1. Until the rise of Constantinople (formerly Byzantium) as the new capital of the Empire and a significant ecclesiastical center, Nicomedia (today the city of Izmit, about 100 km east of Istanbul in Turkey) played a leading role in the region, including as an ecclesiastical center in whose diocese Byzantium itself is also located. In Nicomedia at the end of the 3rd and the beginning of the 4th century is the palace of the imp. Diocletian (284–305), after in 286 he introduced the well-known tetrarchy system into the administration of the Roman Empire.

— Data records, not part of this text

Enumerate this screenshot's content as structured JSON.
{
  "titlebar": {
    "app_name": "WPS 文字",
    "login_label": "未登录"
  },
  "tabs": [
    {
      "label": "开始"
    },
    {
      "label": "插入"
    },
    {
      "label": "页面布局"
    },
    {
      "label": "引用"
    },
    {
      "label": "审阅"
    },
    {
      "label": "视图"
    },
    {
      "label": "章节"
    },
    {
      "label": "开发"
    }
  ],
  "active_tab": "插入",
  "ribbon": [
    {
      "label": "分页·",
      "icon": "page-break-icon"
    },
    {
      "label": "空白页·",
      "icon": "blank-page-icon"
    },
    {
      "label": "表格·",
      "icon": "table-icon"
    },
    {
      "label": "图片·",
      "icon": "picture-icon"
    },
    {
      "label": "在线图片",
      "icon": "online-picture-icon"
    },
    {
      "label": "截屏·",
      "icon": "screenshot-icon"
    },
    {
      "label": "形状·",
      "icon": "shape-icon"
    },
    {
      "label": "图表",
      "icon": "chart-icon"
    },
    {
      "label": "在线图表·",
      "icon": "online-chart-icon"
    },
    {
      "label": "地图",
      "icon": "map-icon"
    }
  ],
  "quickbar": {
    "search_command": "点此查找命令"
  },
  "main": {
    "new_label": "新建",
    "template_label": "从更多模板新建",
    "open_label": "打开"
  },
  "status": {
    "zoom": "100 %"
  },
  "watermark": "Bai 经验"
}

Nicomedia also played the role of the interim capital of Constantine the Great himself until the official proclamation of Constantinople.

2. At the time of the First Ecumenical Council, Nicaea (today the city of Iznik, southeast of Istanbul, on the shores of Lake Nicaea) was also a leading center in the region, with which Nicomedia competed as the capital of the province of Bithynia. In Nicaea Emp. Constantine I had a palace in which the said council was opened (May 20, 325). In the thirteenth century, during the Latin rule in Constantinople (1204–1261), Nicaea was the strongest center of Byzantine power. (Bel. trans.)

3. Here we are talking about the Baptismal symbol of the Church of Caesarea, which was proposed to the council by Eusebius of Caesarea, and not about any Baptismal symbol of the Church in general. The beginning of the 4th century was a time when the churches in some places still used different, although they agreed with each other in the most important, baptismal symbols. See below. (Bel. trans.)

4. See: Bolotov, V. Cit. cf., item IV. M., 1994 (phototyped), p. 41.

Source: From the Bulgarian edition of the book “The Historical Path of Orthodoxy”, Protopr. Alexander Schmemann, IC “Omofor”, Sofia, 2009.

Photo: Fresco of the First Council of Nicaea (325).